US President Barack Obama is planning to open yet a third front against Daesh (the self-proclaimed Islamic State of Iraq and the Levant), this time on the shores of war-torn Libya. In the remaining months at the White House, Obama wants to go down in history as the American president who defeated Daesh solely in Iraq, jointly with the Russians in Syria — and perhaps jointly in Libya as well. His Russian counterpart Vladimir Putin would love to be part of any offensive against Daesh in North Africa. It would be sweet revenge for President Putin, who still complains that the US and its allies cheated him on Libya during the Nato war of 2011. Back then, Moscow approved the imposition of a no-fly zone for “humanitarian reasons” but the west took it a step further, going full throttle with a deadly war that toppled and killed Libyan leader Muammar Gaddafi. Putin vowed to never let it happen again, and put his full weight to abort similar western-backed regime change in Damascus.

The blueprint for cooperation on Libya can be found in the latest offensive on Ramadi in central Iraq, about 110km west of Baghdad. Although the Iraqi Army was the public face of the battle of Ramadi, it wouldn’t have happened without US-Russian cooperation.

The Iraqi Army advanced on Ramadi from the north, while Sunni tribesmen pushed from the south, backed by the Americans who were bombing Daesh from the skies. Hovering nearby was the Russian Air Force, striking at Daesh reinforcements that were due to arrive from neighbouring Syria. High level US-Russian cooperation is currently underway in Syria, where Russians began a major military offensive last September. So far it has been far more successful than that of the US-led coalition, paving the way for more joint — and perhaps silent — cooperation on Libya.

According to US officials, the new US campaign could start in a matter of weeks. Whether it succeeds or not is a totally different matter. Daesh, after all, has been present in Libya for two years now but red flags were raised just earlier this month when the terror group overran two key oil terminals in eastern Libya, which handle 80 per cent of the country’s oil reserves. The oil flow is vital for Daesh, which is bracing itself for a major battle with the US and Iraqi Armies in Mosul next summer. Additionally, the country is a gateway not only to Europe but to Libya’s six neighbours; Egypt, Tunisia, Algeria, Chad, Niger and Sudan.
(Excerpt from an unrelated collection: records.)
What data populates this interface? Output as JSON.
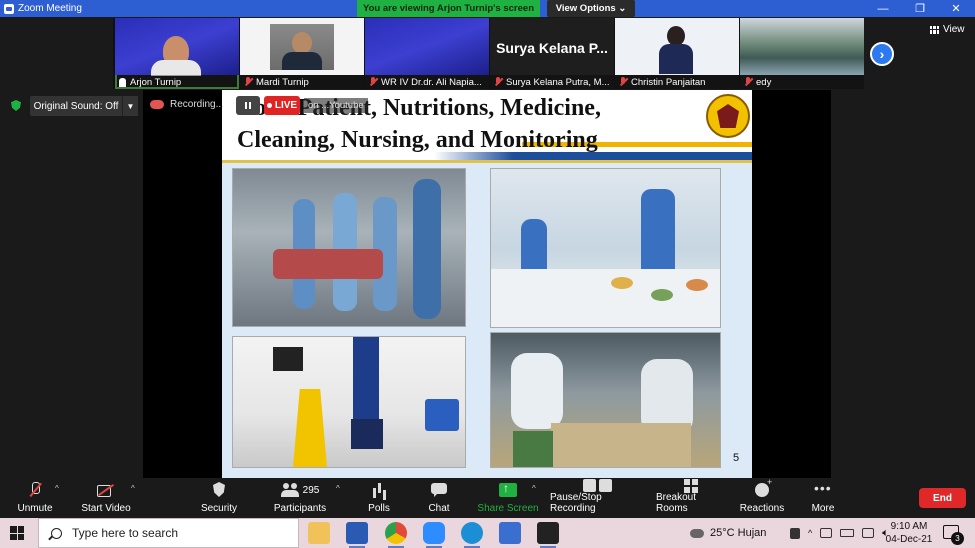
{
  "window": {
    "title": "Zoom Meeting",
    "minimize": "—",
    "maximize": "❐",
    "close": "✕"
  },
  "banner": {
    "viewing_text": "You are viewing Arjon Turnip's screen",
    "view_options": "View Options"
  },
  "gallery": {
    "tiles": [
      {
        "name": "Arjon Turnip",
        "muted": false,
        "pinned": true,
        "active": true
      },
      {
        "name": "Mardi Turnip",
        "muted": true
      },
      {
        "name": "WR IV Dr.dr. Ali Napia...",
        "muted": true
      },
      {
        "name": "Surya Kelana Putra, M...",
        "muted": true,
        "name_display": "Surya Kelana P..."
      },
      {
        "name": "Christin Panjaitan",
        "muted": true
      },
      {
        "name": "edy",
        "muted": true
      }
    ],
    "view_label": "View"
  },
  "subtoolbar": {
    "original_sound": "Original Sound: Off",
    "recording": "Recording..."
  },
  "live": {
    "label": "LIVE",
    "status_text": "on ...Youtube"
  },
  "slide": {
    "title_line1": "Cost: Patient, Nutritions, Medicine,",
    "title_line2": "Cleaning, Nursing, and Monitoring",
    "page_number": "5"
  },
  "controls": {
    "unmute": "Unmute",
    "start_video": "Start Video",
    "security": "Security",
    "participants": "Participants",
    "participants_count": "295",
    "polls": "Polls",
    "chat": "Chat",
    "share_screen": "Share Screen",
    "pause_recording": "Pause/Stop Recording",
    "breakout_rooms": "Breakout Rooms",
    "reactions": "Reactions",
    "more": "More",
    "end": "End"
  },
  "taskbar": {
    "search_placeholder": "Type here to search",
    "weather": "25°C  Hujan",
    "time": "9:10 AM",
    "date": "04-Dec-21",
    "notifications": "3"
  },
  "colors": {
    "accent": "#2d5fd3",
    "banner_green": "#1fb141",
    "end_red": "#e02828"
  }
}
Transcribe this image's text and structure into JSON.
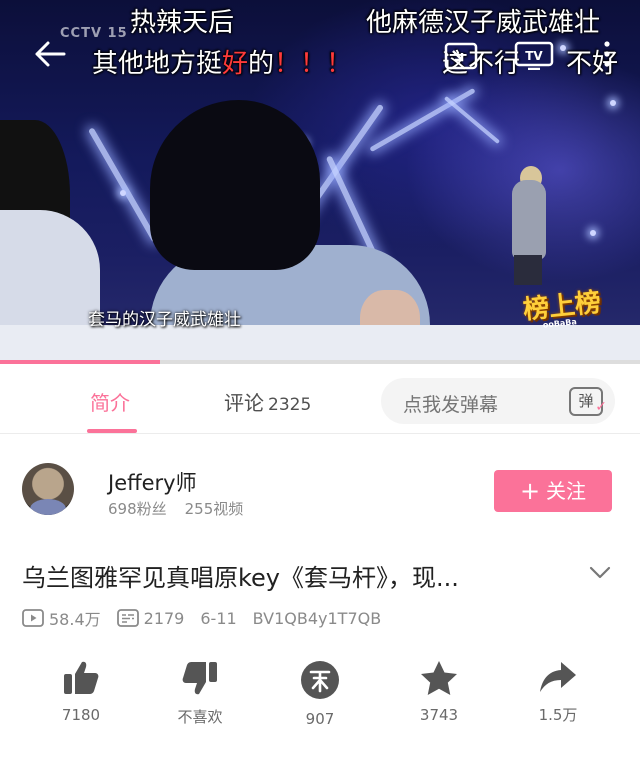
{
  "player": {
    "danmaku": [
      {
        "text": "热辣天后"
      },
      {
        "text": "他麻德汉子威武雄壮"
      },
      {
        "text_prefix": "其他地方挺",
        "text_highlight": "好",
        "text_suffix": "的",
        "text_exclaim": "！！！"
      },
      {
        "text": "这不行"
      },
      {
        "text": "不好"
      }
    ],
    "subtitle": "套马的汉子威武雄壮",
    "station_logo": "CCTV 15",
    "show_logo": "榜上榜",
    "show_logo_sub": "ooBaBa",
    "progress_fraction": 0.25
  },
  "tabs": {
    "intro_label": "简介",
    "comments_label": "评论",
    "comments_count": "2325",
    "danmu_placeholder": "点我发弹幕",
    "danmu_icon_char": "弹"
  },
  "uploader": {
    "name": "Jeffery师",
    "fans": "698粉丝",
    "videos": "255视频",
    "follow_label": "关注"
  },
  "video": {
    "title": "乌兰图雅罕见真唱原key《套马杆》，现...",
    "views": "58.4万",
    "danmaku_count": "2179",
    "date": "6-11",
    "bvid": "BV1QB4y1T7QB"
  },
  "actions": {
    "like": "7180",
    "dislike": "不喜欢",
    "coin": "907",
    "favorite": "3743",
    "share": "1.5万"
  },
  "colors": {
    "accent": "#fb7299",
    "icon_gray": "#555555"
  },
  "icons": {
    "back": "back-arrow-icon",
    "pip": "picture-in-picture-icon",
    "tv": "tv-cast-icon",
    "more": "more-vertical-icon",
    "expand": "chevron-down-icon",
    "views": "play-count-icon",
    "danmaku": "danmaku-count-icon",
    "like": "thumbs-up-icon",
    "dislike": "thumbs-down-icon",
    "coin": "coin-icon",
    "favorite": "star-icon",
    "share": "share-arrow-icon"
  }
}
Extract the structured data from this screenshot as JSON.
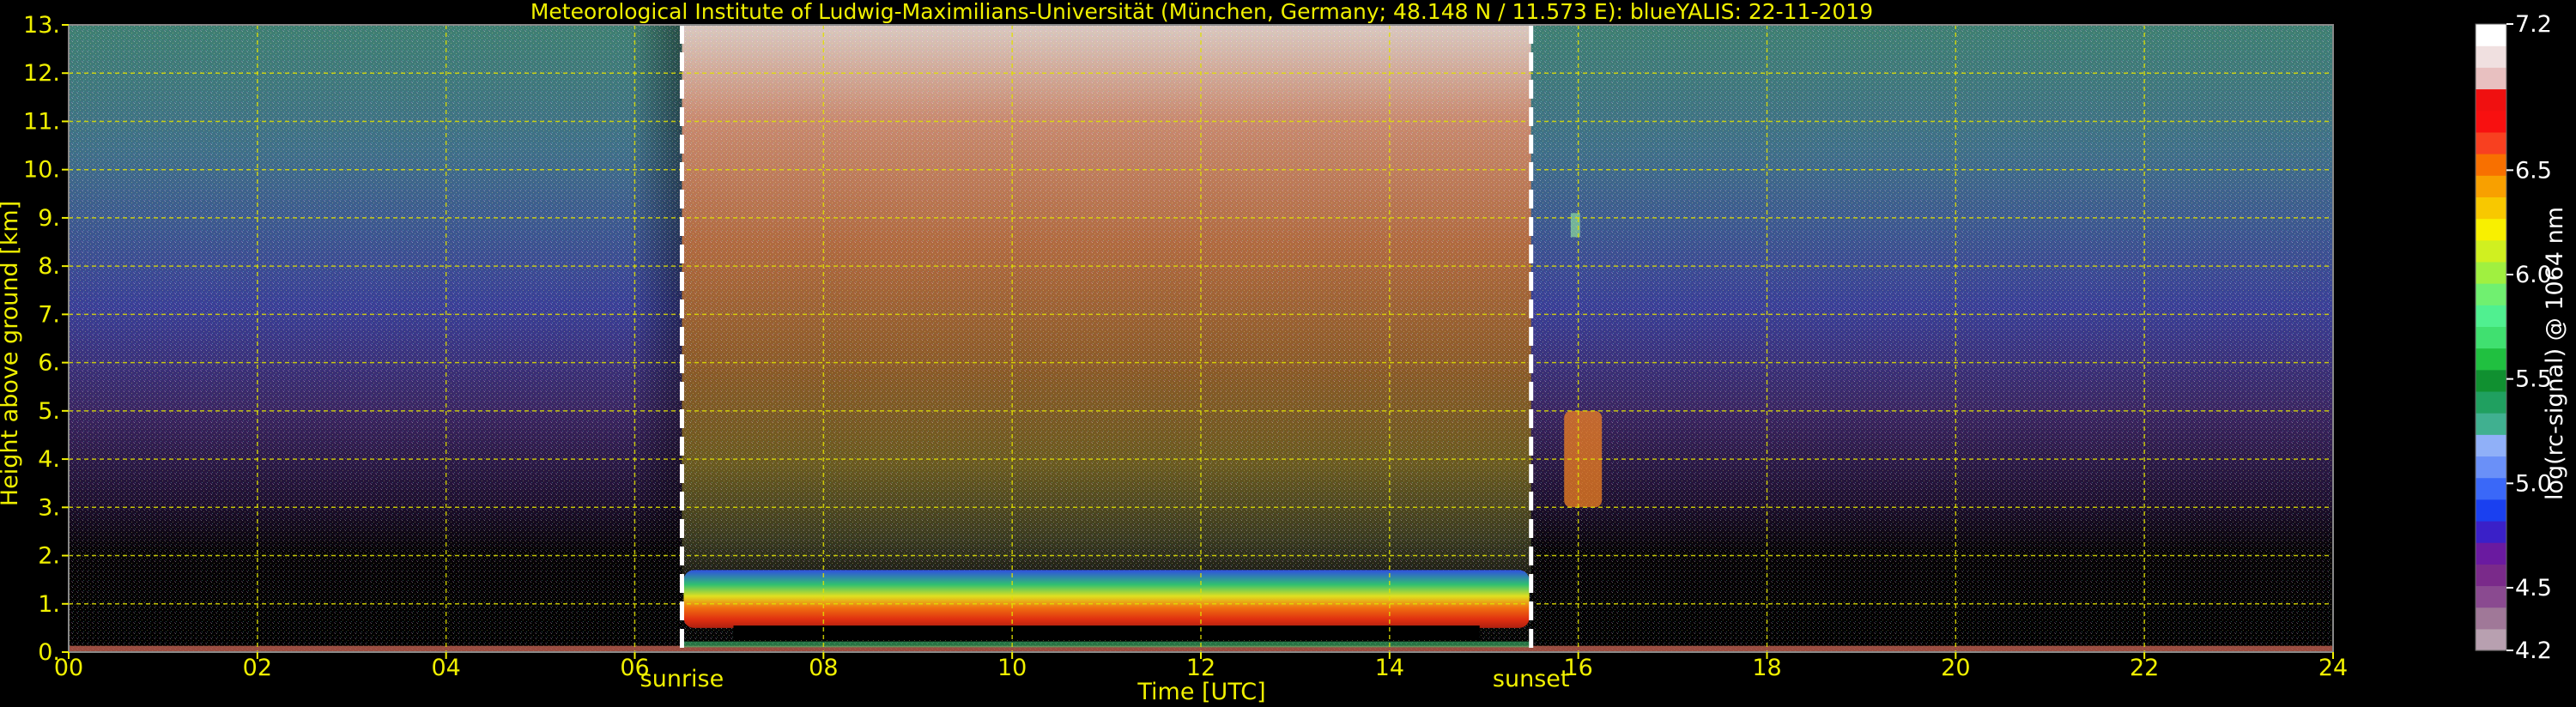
{
  "chart_data": {
    "type": "heatmap",
    "title": "Meteorological Institute of Ludwig-Maximilians-Universität (München, Germany; 48.148 N / 11.573 E):     blueYALIS: 22-11-2019",
    "xlabel": "Time [UTC]",
    "ylabel": "Height above ground [km]",
    "xlim": [
      0,
      24
    ],
    "ylim": [
      0,
      13
    ],
    "xticks": [
      "00",
      "02",
      "04",
      "06",
      "08",
      "10",
      "12",
      "14",
      "16",
      "18",
      "20",
      "22",
      "24"
    ],
    "yticks": [
      "0.",
      "1.",
      "2.",
      "3.",
      "4.",
      "5.",
      "6.",
      "7.",
      "8.",
      "9.",
      "10.",
      "11.",
      "12.",
      "13."
    ],
    "grid": true,
    "annotations": [
      {
        "label": "sunrise",
        "x": 6.5
      },
      {
        "label": "sunset",
        "x": 15.5
      }
    ],
    "colorbar": {
      "label": "log(rc-signal) @ 1064 nm",
      "range": [
        4.2,
        7.2
      ],
      "ticks": [
        "4.2",
        "4.5",
        "5.0",
        "5.5",
        "6.0",
        "6.5",
        "7.2"
      ],
      "colors": [
        "#b8a0b0",
        "#a07898",
        "#8a4a90",
        "#7a2a8a",
        "#6a1aa0",
        "#3a20c8",
        "#1a40f0",
        "#3a68f8",
        "#6a90f8",
        "#90b0f8",
        "#40b090",
        "#20a060",
        "#109030",
        "#20c040",
        "#40e070",
        "#50f090",
        "#70f070",
        "#a0f040",
        "#d0f020",
        "#f8f000",
        "#f8c800",
        "#f8a000",
        "#f87000",
        "#f84020",
        "#f81010",
        "#f01010",
        "#e8c0c0",
        "#f0e0e0",
        "#ffffff"
      ]
    }
  }
}
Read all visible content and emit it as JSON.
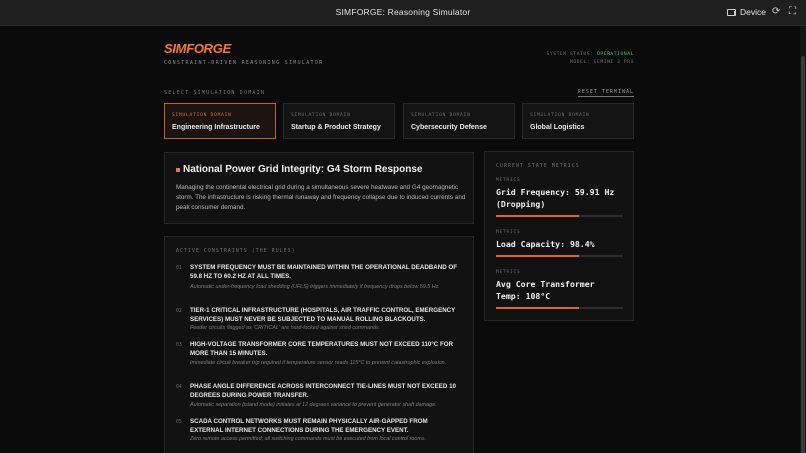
{
  "window": {
    "title": "SIMFORGE: Reasoning Simulator",
    "device_label": "Device",
    "icons": [
      "device-icon",
      "refresh-icon",
      "fullscreen-icon"
    ]
  },
  "header": {
    "logo": "SIMFORGE",
    "subtitle": "CONSTRAINT-DRIVEN REASONING SIMULATOR",
    "status_label": "SYSTEM STATUS:",
    "status_value": "OPERATIONAL",
    "model_label": "MODEL: GEMINI 3 PRO"
  },
  "domains": {
    "section_label": "SELECT SIMULATION DOMAIN",
    "reset_label": "RESET TERMINAL",
    "cards": [
      {
        "kicker": "SIMULATION DOMAIN",
        "name": "Engineering Infrastructure",
        "active": true
      },
      {
        "kicker": "SIMULATION DOMAIN",
        "name": "Startup & Product Strategy",
        "active": false
      },
      {
        "kicker": "SIMULATION DOMAIN",
        "name": "Cybersecurity Defense",
        "active": false
      },
      {
        "kicker": "SIMULATION DOMAIN",
        "name": "Global Logistics",
        "active": false
      }
    ]
  },
  "scenario": {
    "title": "National Power Grid Integrity: G4 Storm Response",
    "description": "Managing the continental electrical grid during a simultaneous severe heatwave and G4 geomagnetic storm. The infrastructure is risking thermal runaway and frequency collapse due to induced currents and peak consumer demand."
  },
  "constraints": {
    "label": "ACTIVE CONSTRAINTS (THE RULES)",
    "items": [
      {
        "num": "01",
        "title": "SYSTEM FREQUENCY MUST BE MAINTAINED WITHIN THE OPERATIONAL DEADBAND OF 59.8 HZ TO 60.2 HZ AT ALL TIMES.",
        "detail": "Automatic under-frequency load shedding (UFLS) triggers immediately if frequency drops below 59.5 Hz."
      },
      {
        "num": "02",
        "title": "TIER-1 CRITICAL INFRASTRUCTURE (HOSPITALS, AIR TRAFFIC CONTROL, EMERGENCY SERVICES) MUST NEVER BE SUBJECTED TO MANUAL ROLLING BLACKOUTS.",
        "detail": "Feeder circuits flagged as 'CRITICAL' are hard-locked against shed commands."
      },
      {
        "num": "03",
        "title": "HIGH-VOLTAGE TRANSFORMER CORE TEMPERATURES MUST NOT EXCEED 110°C FOR MORE THAN 15 MINUTES.",
        "detail": "Immediate circuit breaker trip required if temperature sensor reads 115°C to prevent catastrophic explosion."
      },
      {
        "num": "04",
        "title": "PHASE ANGLE DIFFERENCE ACROSS INTERCONNECT TIE-LINES MUST NOT EXCEED 10 DEGREES DURING POWER TRANSFER.",
        "detail": "Automatic separation (island mode) initiates at 12 degrees variance to prevent generator shaft damage."
      },
      {
        "num": "05",
        "title": "SCADA CONTROL NETWORKS MUST REMAIN PHYSICALLY AIR-GAPPED FROM EXTERNAL INTERNET CONNECTIONS DURING THE EMERGENCY EVENT.",
        "detail": "Zero remote access permitted; all switching commands must be executed from local control rooms."
      }
    ]
  },
  "metrics": {
    "label": "CURRENT STATE METRICS",
    "items": [
      {
        "kicker": "METRICS",
        "value": "Grid Frequency: 59.91 Hz (Dropping)",
        "level": 0.65
      },
      {
        "kicker": "METRICS",
        "value": "Load Capacity: 98.4%",
        "level": 0.65
      },
      {
        "kicker": "METRICS",
        "value": "Avg Core Transformer Temp: 108°C",
        "level": 0.65
      }
    ]
  },
  "colors": {
    "accent": "#f07a25",
    "ok": "#27c46b",
    "background": "#0b0b0b"
  }
}
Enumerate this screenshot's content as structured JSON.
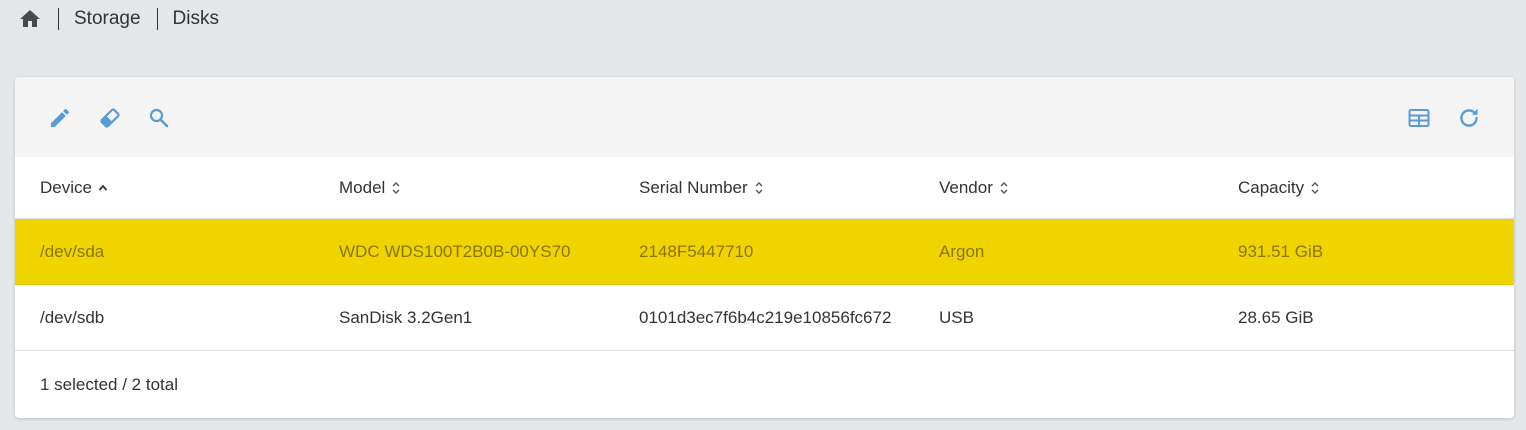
{
  "breadcrumb": {
    "items": [
      "Storage",
      "Disks"
    ]
  },
  "toolbar": {
    "left_icons": [
      "pencil-icon",
      "eraser-icon",
      "search-icon"
    ],
    "right_icons": [
      "table-columns-icon",
      "refresh-icon"
    ],
    "icon_color": "#5b9bd5"
  },
  "table": {
    "columns": [
      "Device",
      "Model",
      "Serial Number",
      "Vendor",
      "Capacity"
    ],
    "sorted_column": "Device",
    "sort_direction": "ascending",
    "rows": [
      {
        "device": "/dev/sda",
        "model": "WDC WDS100T2B0B-00YS70",
        "serial": "2148F5447710",
        "vendor": "Argon",
        "capacity": "931.51 GiB",
        "selected": true
      },
      {
        "device": "/dev/sdb",
        "model": "SanDisk 3.2Gen1",
        "serial": "0101d3ec7f6b4c219e10856fc672",
        "vendor": "USB",
        "capacity": "28.65 GiB",
        "selected": false
      }
    ],
    "selected_row_color": "#f0d400"
  },
  "footer": {
    "status": "1 selected / 2 total"
  }
}
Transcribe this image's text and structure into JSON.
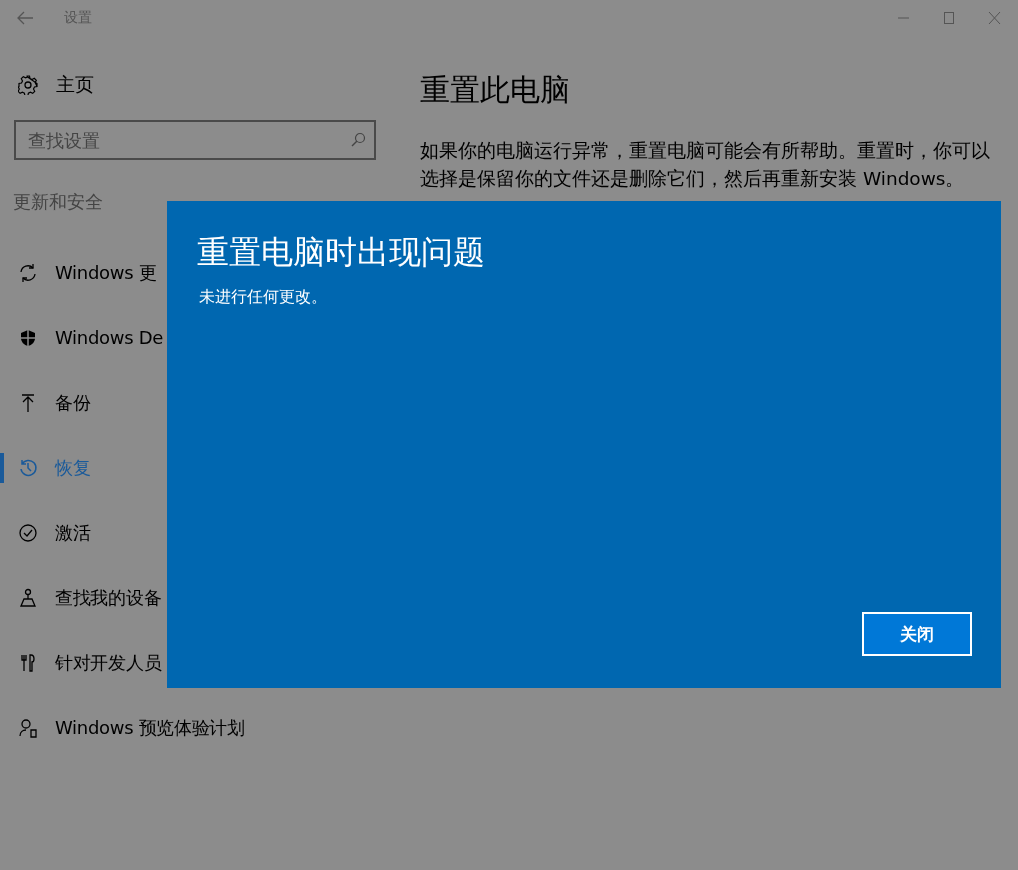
{
  "window": {
    "title": "设置"
  },
  "sidebar": {
    "home": "主页",
    "search": {
      "placeholder": "查找设置"
    },
    "section": "更新和安全",
    "items": [
      {
        "label": "Windows 更",
        "selected": false
      },
      {
        "label": "Windows De",
        "selected": false
      },
      {
        "label": "备份",
        "selected": false
      },
      {
        "label": "恢复",
        "selected": true
      },
      {
        "label": "激活",
        "selected": false
      },
      {
        "label": "查找我的设备",
        "selected": false
      },
      {
        "label": "针对开发人员",
        "selected": false
      },
      {
        "label": "Windows 预览体验计划",
        "selected": false
      }
    ]
  },
  "content": {
    "title": "重置此电脑",
    "description": "如果你的电脑运行异常，重置电脑可能会有所帮助。重置时，你可以选择是保留你的文件还是删除它们，然后再重新安装 Windows。"
  },
  "dialog": {
    "title": "重置电脑时出现问题",
    "message": "未进行任何更改。",
    "button": "关闭"
  }
}
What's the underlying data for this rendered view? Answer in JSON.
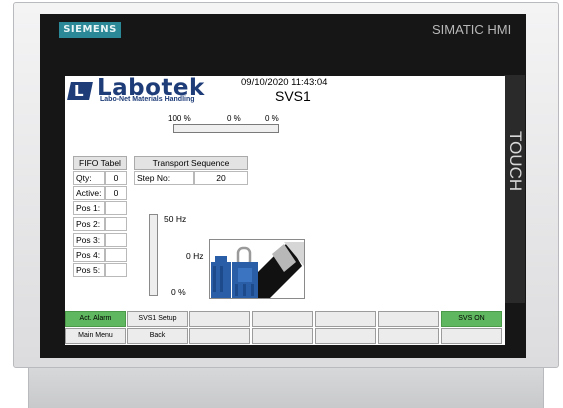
{
  "device": {
    "brand": "SIEMENS",
    "model": "SIMATIC HMI",
    "touch_label": "TOUCH"
  },
  "header": {
    "logo_name": "Labotek",
    "logo_tagline": "Labo-Net Materials Handling",
    "datetime": "09/10/2020 11:43:04",
    "title": "SVS1"
  },
  "progress": {
    "label_1": "100 %",
    "label_2": "0 %",
    "label_3": "0 %",
    "fill_fraction": 0
  },
  "fifo": {
    "title": "FIFO Tabel",
    "qty_label": "Qty:",
    "qty_value": "0",
    "active_label": "Active:",
    "active_value": "0",
    "positions": [
      {
        "label": "Pos 1:",
        "value": ""
      },
      {
        "label": "Pos 2:",
        "value": ""
      },
      {
        "label": "Pos 3:",
        "value": ""
      },
      {
        "label": "Pos 4:",
        "value": ""
      },
      {
        "label": "Pos 5:",
        "value": ""
      }
    ]
  },
  "transport": {
    "title": "Transport Sequence",
    "step_label": "Step No:",
    "step_value": "20"
  },
  "frequency": {
    "max_label": "50 Hz",
    "current_label": "0 Hz",
    "percent_label": "0 %",
    "fill_fraction": 0
  },
  "softkeys": {
    "row1": [
      "Act. Alarm",
      "SVS1 Setup",
      "",
      "",
      "",
      "",
      "SVS ON"
    ],
    "row2": [
      "Main Menu",
      "Back",
      "",
      "",
      "",
      "",
      ""
    ]
  },
  "colors": {
    "brand_teal": "#2b8896",
    "logo_blue": "#1e3c78",
    "status_green": "#5fb85f",
    "machine_blue": "#2a5fa8"
  }
}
Daesh already enjoys an affiliate in sub-Saharan Africa, with the notorious Nigerian Islamist extremist group Boko Haram pledging allegiance to Daesh in March 2015. No doubt it will become a magnet for African extremists.

The Libyan Army is currently holding much of the country’s east, while an assortment of Islamic militias occupies western Libya, headed by the Daesh affiliate, Majlis Shura Shabab Al Islam (MSSI), which translates as “Shura Council of Muslim Youth”.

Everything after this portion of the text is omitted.